Mieter-Tipp: Was die Mieter bei Eis und Schnee wissen müssen

Mieter sind bei Eis und Schnee zum Winterdienst verpflichtet, wenn dies im Mietvertrag ausdrücklich vereinbart wurde. Es gibt auch kein Gewohnheitsrecht, demzufolge die Bewohner im Erdgeschoss zur Schneebeseitigung verpflichtet sind. Eine Regelung in der Hausordnung reicht nicht aus, es sei denn, die Hausordnung wurde Bestandteil des vom Mieter unterschriebenen Mietvertrages. Sieht der Mietvertrag vor, dass der Vermieter den Winterdienst nach billigem Ermessen regeln darf, muss der Vermieter eine nachvollziehbare Begründung vorweisen, wenn er den Mietern die Eigenarbeit entziehen will.

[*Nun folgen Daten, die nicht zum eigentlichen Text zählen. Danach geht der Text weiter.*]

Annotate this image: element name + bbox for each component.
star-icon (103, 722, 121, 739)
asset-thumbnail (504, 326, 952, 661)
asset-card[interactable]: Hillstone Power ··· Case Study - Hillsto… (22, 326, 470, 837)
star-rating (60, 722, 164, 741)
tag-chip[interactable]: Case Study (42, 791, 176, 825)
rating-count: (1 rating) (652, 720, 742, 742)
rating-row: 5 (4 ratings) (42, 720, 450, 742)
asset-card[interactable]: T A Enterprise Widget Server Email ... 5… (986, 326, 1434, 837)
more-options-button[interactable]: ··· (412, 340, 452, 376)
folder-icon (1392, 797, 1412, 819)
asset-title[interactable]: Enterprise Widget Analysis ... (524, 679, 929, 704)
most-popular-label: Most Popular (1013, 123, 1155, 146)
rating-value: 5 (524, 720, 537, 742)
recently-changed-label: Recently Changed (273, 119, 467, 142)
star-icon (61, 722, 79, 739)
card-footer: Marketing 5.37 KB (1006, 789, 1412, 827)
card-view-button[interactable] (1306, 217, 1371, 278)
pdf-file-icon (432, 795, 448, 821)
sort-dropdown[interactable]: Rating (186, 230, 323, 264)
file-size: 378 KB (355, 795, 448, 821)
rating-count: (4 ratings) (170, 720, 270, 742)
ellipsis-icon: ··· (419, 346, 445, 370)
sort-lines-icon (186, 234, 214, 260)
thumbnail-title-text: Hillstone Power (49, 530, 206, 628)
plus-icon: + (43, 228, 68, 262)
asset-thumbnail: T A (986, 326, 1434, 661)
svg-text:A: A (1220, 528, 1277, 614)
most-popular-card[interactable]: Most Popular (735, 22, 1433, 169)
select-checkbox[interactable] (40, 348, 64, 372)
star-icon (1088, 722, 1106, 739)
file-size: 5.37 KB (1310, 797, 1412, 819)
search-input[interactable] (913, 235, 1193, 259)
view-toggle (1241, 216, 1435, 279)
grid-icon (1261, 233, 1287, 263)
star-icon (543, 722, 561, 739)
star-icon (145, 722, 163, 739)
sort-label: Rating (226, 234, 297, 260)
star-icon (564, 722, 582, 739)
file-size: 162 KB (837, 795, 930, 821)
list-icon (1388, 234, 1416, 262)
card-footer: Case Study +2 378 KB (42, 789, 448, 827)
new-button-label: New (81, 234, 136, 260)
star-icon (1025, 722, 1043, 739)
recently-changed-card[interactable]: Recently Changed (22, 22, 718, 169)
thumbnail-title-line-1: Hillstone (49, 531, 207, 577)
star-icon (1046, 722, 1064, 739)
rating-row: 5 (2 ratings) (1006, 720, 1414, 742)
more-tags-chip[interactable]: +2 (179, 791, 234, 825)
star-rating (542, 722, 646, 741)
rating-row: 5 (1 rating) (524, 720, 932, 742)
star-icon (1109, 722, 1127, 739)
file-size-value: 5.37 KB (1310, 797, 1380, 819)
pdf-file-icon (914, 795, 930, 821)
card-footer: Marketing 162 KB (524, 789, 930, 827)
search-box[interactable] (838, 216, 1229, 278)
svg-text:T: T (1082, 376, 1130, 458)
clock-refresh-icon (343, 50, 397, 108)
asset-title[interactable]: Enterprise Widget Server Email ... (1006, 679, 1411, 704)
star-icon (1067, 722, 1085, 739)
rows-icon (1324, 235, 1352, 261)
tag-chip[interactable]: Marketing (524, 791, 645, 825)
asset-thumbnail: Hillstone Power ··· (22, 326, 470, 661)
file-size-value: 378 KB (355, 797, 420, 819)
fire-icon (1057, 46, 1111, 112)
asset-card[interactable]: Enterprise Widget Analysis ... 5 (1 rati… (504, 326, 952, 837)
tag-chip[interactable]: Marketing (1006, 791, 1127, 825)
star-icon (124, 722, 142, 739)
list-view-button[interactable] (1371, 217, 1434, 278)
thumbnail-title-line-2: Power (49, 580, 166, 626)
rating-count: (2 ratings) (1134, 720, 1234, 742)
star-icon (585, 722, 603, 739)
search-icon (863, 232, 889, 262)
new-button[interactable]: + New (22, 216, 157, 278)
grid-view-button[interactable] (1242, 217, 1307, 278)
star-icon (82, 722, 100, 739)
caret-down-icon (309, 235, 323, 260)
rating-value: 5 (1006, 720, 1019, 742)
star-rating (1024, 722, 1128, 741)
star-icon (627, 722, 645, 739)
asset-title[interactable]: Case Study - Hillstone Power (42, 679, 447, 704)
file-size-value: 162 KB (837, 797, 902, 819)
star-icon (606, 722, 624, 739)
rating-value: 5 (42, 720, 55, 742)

§ 33 Hamburgisches Wegegesetz regelt, wann und was zu tun ist. Die wichtigsten Einzelheiten: 

  • Schnee und Eis müssen in der für den Fußgängerverkehr erforderlichen Breite geräumt werden (im Normalfall ein etwa 1 m breiter Streifen).
  • Treppen müssen in voller Breite frei gemacht werden.
  • Bei Glätte ist mit abstumpfenden Mitteln zu streuen, wobei Tausalz und tausalzhaltige Mittel nicht verwendet werden dürfen (Umweltschutz!).
  • Schnee muss unverzüglich nach Ende des Schneefalls geräumt werden.
  • Eisglätte muss abgestreut werden, sobald sie eintritt.
  • Dauert der Schneefall über 20 Uhr hinaus an oder schneit und friert es erst nach dieser Zeit, so sind die Reinigungsarbeiten bis morgens um 8.30 Uhr, sonn- und feiertags bis 9.30 Uhr, zu erledigen.